COLUMBUS, Ohio (CN) – Ohio’s attorney general sued Standard & Poor’s, Moody’s and Fitch Ratings on Friday, claiming they gave misleading credit ratings of mortgage-backed securities that cost the state at least $457 million. The ratings agencies have been criticized for feeding the housing slump and credit crisis by giving high ratings to risky securities that later diminished in value.
Richard Cordray says in his 77-page federal lawsuit that the rating agencies “falsely represented that their … credit ratings were independent, objective and based upon thoughtful and adequate methodologies. In truth, the rating agencies subverted those principles and negligently provided unjustified and inflated ratings in exchange for the lucrative fees” paid by issuers of asset-backed securities.

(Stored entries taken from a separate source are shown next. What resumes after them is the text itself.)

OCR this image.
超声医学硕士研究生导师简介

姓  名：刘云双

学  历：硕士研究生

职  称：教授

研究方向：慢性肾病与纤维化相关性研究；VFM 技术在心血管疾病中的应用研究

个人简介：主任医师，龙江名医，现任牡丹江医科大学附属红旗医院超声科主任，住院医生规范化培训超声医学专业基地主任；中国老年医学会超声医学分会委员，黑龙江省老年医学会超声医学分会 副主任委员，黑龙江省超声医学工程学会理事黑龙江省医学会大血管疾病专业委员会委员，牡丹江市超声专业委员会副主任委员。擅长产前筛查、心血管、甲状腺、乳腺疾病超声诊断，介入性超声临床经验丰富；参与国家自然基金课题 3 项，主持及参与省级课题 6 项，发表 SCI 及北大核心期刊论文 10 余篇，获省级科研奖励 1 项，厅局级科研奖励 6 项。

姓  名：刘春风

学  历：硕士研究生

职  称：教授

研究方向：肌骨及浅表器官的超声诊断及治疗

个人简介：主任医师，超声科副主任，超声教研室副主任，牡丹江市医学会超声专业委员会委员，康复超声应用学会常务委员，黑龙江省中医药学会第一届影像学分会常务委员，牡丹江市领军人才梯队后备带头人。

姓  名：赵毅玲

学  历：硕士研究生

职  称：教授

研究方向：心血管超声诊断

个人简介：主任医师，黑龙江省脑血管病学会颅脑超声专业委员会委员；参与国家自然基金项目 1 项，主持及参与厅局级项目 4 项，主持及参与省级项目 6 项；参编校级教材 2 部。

Cordray says the state funds bought residential mortgage-backed securities and commercial mortgage-backed securities between 2005 and 2008 “in reliance on the false and misleading” credit ratings that were assigned by Standard & Poor’s, McGraw-Hill, Moody’s and Fitch Inc.
Cordray filed the federal lawsuit on behalf of five state funds: the Ohio Police and Pension Fund, the Ohio Public Employees Retirement System, the State Teachers Retirement System of Ohio, the School Employees Retirement System of Ohio and the Ohio Public Employees Deferred Compensation Program.